ArianeGroup et les chantiers de l'Atlantique leur font de l'œil. Il faut dire que le secteur du fret maritime, qui représente 3% des émissions mondiales de gaz à effet de serre, cherche des moyens de réduire son impact écologique. Une partie de la réponse se trouve peut-être à bord des navires du Vendée Globe.
Depuis quelques temps, ces laboratoires technologiques flottants aiguisent l'appétit des industriels pour le transport maritime. A Vannes dans le Morbihan, deux spécialistes français de la voile de compétition planchent actuellement sur des projets de cargos à voile. Le cabinet d'architecture VPLP, dont les navires ont remporté les deux derniers Vendée Globe, et Multiplast, une PME qui fabrique des bateaux de compétition en matériaux composites. Le premier est train de finaliser un contrat avec ArianeGroup pour le transport des éléments de la fusée européenne jusqu'à Kourou (Guyane), le second travaille depuis cinq ans sur un concept de cargo à voile basé sur des technologies issues de l'aéronautique.

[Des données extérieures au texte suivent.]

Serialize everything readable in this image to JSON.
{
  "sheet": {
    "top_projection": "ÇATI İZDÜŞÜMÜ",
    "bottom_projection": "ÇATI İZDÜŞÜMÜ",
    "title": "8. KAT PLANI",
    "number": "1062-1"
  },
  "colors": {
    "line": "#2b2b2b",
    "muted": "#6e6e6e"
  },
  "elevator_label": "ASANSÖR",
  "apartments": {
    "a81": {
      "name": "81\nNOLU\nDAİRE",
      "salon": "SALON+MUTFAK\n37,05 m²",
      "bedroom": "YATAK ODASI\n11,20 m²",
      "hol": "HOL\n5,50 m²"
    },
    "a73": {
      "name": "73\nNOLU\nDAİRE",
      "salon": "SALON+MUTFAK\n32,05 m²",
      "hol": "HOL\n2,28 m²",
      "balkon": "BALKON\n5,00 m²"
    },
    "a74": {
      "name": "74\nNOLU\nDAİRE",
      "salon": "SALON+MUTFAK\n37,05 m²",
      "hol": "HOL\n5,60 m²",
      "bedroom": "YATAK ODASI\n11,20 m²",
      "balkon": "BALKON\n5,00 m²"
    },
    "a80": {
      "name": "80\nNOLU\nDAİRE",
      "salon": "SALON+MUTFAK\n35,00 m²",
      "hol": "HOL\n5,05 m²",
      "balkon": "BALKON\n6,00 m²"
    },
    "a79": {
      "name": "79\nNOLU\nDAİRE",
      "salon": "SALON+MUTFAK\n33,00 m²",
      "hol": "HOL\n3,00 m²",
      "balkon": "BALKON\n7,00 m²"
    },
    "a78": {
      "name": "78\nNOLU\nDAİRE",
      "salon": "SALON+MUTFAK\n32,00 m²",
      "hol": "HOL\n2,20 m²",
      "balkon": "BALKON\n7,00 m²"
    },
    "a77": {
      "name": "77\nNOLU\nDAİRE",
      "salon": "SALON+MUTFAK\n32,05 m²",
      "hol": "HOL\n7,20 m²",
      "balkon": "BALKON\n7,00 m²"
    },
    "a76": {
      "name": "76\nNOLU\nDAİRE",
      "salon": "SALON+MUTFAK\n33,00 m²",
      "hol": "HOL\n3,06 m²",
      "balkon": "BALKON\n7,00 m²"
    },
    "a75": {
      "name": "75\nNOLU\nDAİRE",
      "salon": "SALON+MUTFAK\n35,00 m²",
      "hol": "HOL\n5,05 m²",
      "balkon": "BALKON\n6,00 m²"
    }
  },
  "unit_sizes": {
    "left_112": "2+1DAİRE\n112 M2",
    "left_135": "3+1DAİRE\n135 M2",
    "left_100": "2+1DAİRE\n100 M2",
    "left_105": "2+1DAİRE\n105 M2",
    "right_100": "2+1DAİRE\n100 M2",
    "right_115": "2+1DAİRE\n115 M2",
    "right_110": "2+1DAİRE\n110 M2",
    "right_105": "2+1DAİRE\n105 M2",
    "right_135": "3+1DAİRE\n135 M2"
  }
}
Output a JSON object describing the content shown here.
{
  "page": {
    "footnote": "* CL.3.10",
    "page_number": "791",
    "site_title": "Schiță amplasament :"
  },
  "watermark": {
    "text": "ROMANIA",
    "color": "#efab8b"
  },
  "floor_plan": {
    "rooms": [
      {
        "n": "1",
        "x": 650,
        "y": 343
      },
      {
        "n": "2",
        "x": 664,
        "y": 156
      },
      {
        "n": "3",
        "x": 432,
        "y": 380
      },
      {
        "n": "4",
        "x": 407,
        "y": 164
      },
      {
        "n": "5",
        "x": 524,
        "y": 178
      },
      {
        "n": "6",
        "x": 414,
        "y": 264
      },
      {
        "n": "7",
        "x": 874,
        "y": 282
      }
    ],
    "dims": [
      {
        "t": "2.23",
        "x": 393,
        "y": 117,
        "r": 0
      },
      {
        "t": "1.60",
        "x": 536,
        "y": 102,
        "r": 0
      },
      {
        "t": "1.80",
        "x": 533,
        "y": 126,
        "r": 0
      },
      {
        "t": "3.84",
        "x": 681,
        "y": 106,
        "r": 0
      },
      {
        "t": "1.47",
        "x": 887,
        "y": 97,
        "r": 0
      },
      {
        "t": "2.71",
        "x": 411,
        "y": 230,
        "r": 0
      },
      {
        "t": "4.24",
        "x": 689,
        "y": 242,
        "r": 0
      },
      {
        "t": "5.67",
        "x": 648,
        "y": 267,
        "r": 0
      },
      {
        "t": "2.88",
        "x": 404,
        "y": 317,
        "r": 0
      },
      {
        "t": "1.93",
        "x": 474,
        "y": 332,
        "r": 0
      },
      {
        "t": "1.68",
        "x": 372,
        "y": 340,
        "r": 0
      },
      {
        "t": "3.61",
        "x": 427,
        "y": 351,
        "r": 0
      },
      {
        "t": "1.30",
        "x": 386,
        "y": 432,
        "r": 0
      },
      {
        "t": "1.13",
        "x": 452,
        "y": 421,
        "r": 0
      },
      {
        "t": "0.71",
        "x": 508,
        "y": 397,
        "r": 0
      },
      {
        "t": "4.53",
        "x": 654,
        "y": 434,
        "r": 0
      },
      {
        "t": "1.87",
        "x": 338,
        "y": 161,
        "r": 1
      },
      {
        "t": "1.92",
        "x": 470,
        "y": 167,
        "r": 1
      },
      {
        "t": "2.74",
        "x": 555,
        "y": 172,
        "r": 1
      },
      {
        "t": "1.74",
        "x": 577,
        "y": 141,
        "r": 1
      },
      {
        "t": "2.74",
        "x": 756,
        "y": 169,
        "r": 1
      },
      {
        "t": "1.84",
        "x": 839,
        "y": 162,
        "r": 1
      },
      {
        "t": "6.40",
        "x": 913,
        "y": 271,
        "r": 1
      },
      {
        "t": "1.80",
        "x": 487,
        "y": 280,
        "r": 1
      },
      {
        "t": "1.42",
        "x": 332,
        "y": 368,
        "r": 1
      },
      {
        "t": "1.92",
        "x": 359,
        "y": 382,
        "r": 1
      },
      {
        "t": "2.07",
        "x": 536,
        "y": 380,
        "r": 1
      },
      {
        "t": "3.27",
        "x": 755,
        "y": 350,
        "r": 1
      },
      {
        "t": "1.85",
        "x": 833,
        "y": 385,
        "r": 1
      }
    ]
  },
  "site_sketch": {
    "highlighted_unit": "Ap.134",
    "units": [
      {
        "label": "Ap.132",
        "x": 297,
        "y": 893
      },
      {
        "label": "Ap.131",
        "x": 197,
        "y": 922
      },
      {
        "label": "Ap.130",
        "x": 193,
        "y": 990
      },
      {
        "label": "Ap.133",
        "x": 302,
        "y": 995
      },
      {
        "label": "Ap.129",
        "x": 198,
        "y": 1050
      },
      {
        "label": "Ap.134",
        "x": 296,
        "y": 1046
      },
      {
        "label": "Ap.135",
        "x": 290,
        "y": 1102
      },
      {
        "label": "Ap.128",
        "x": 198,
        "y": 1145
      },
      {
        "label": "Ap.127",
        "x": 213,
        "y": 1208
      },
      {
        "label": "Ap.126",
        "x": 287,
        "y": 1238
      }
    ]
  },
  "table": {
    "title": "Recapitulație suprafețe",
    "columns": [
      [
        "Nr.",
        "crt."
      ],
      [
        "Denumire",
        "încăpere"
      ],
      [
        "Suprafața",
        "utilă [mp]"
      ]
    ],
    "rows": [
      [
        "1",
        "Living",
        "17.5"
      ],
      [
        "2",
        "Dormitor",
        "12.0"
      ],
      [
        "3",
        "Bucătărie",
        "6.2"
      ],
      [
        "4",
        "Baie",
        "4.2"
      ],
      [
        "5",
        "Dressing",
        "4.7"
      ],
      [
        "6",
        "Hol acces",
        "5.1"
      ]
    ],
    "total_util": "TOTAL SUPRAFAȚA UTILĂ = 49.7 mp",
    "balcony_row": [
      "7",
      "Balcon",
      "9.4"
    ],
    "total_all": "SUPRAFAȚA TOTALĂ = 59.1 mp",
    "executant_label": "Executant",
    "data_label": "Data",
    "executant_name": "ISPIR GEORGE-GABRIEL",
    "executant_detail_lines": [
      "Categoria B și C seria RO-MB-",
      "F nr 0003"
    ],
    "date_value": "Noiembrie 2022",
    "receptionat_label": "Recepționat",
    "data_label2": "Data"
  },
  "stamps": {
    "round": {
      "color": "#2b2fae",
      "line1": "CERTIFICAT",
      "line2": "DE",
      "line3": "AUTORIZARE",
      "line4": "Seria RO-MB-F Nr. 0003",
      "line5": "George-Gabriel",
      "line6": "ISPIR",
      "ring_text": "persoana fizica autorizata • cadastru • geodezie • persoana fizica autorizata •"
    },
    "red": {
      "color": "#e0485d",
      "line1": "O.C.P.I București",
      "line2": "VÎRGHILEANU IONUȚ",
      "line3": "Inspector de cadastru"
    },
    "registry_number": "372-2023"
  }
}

Réduire l'empreinte écologique du fret maritime
"Tout s'est accéléré il y a cinq ans, estime Marc Van Peteghem, fondateur de VPLP. Les armateurs ont senti qu'un tournant était en train de s'opérer. L'Organisation maritime mondiale a durci ses règles d'une part, de l'autre ils ont compris que la réduction de leur empreinte carbone pouvait aussi être un avantage concurrentiel." Selon l'architecte, cela a été un "jeu de dominos". Les marques ont fait pression sur les transporteurs, qui ont fait pression sur les armateurs. "Il y avait de toute façon une nécessité de faire évoluer le secteur", juge-t-il.
La solution du cargo à voile
Chez VPLP, l'aventure a commencé il y a deux ans. ArianeGroup, qui cherchait un moyen de transport non polluant pour acheminer les éléments de ses lanceurs, s'est rapproché du cabinet. "On a imaginé un cargo à voile dont la forme et les principaux composants seraient issus à la fois du secteur de l'aéronautique et de la voile de compétition", se remémore Marc Van Peteghem. Le navire que dessine VPLP prend forme en 2019, avec une première proposition à ArianeGroup et un démonstrateur, "Energy Observer", qui traverse l'Atlantique.
"Notre cargo, baptisé Canopée, se compose de quatre voiles ou ailes, dont le processus de production est emprunté à l'aéro. Le routage est lui calqué sur celui des navires de compétition. Enfin, les matériaux sont issus à la fois de la voile de compétition et de l'aéronautique". Fil de verre avec des renforts en carbone pour le mât et fibres de verre recouverts de carbone pour les voiles, des composites qu'on retrouve dans la fabrication des bateaux de course, mais aussi des avions et des fusées. "Le Canopée aura une vitesse maximale de 16 nœuds et sera équipé d'une motorisation classique pouvant prendre le relais. Le tout sera fabriqué en France", veut rassurer Marc Van Peteghem.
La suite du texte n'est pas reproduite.